On our recent podcast (now available on iTunes–just search for High Heat Stats), Adam raised the question of variability in hit-by-pitch totals over the years, and none of us had an exact answer right away.
I’ve delved into it a bit, and was quite surprised by the results.
Below is a plot that shows both home runs and HBP on a per-game basis. It needs a bit of explanation, so see below for that.
(click on it for a larger version)
The blue data series is home runs, per team per game. The left axis, ranging from 0 to 1.4 is for home runs only. The yellow data series is HBP, per team per game, and is scaled differently. See the yellow numbers I’ve placed showing low (0.16 in the early 1980s), peak (0.39 in 2001) and current (0.33 in 2o13). I’ve added a black like at 1940. Before that line, there appears to be no correlation (or perhaps an inverse correlation) between HR and HBP. Starting early in the 1940s, though, there is a large correlation between HR and HBP.
I found the best linear scaling of the HBP to get it to correlate with the HR data. For those who care, I used a least-squares method. It turns out that was subtracting 0.160 from each year’s HBP value, then multiplying by 2.14, we get the above plot, the least squares fit.

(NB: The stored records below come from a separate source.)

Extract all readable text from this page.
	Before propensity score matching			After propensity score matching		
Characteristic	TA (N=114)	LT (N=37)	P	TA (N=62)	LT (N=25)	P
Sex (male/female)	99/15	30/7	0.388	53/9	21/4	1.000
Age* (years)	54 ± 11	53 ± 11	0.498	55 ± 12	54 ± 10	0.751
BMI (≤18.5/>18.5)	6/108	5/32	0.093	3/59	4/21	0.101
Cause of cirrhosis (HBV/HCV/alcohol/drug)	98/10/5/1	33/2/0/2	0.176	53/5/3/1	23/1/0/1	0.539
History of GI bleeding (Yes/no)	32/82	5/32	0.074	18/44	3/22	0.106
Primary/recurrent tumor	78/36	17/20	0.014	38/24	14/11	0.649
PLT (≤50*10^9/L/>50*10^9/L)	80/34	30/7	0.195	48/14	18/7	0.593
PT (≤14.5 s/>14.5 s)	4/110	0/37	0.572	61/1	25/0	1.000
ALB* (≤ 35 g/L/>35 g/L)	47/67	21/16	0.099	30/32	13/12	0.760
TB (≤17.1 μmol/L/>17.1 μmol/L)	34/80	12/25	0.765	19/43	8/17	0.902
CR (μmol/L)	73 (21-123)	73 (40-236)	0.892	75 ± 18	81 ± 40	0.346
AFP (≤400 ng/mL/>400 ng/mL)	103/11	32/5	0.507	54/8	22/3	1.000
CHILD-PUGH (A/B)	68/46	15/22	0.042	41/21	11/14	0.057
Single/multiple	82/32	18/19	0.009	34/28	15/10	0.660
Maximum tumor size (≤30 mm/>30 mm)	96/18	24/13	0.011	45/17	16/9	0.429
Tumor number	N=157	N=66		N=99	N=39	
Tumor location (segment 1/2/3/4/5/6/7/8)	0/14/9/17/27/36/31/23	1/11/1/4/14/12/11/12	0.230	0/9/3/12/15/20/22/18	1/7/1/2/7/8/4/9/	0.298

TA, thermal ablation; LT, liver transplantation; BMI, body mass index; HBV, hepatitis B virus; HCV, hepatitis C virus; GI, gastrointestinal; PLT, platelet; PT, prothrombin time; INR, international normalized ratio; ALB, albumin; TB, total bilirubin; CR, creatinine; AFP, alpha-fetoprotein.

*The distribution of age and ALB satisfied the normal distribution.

The interesting thing, then, is that the baseline of 0.160 is the average amount of HBP that happens every year regardless of the HR value, so this is probably pretty close to the baseline HBP level in the majors. That means that this year, roughly half of HBP are intentional (home-run retaliation or previous HPB retaliation). In the early 2000s, more like 60% of all HBP were of the intentional variety. In the early 1980s, virtual none of the HBP in the league were intentional.
Also, unrelated but interestingly, note the time lag between HR and HBP. It’s most apparently in the last 20-30 years, where there is a 1-2 year delay between changes in HR rate and HBP rate.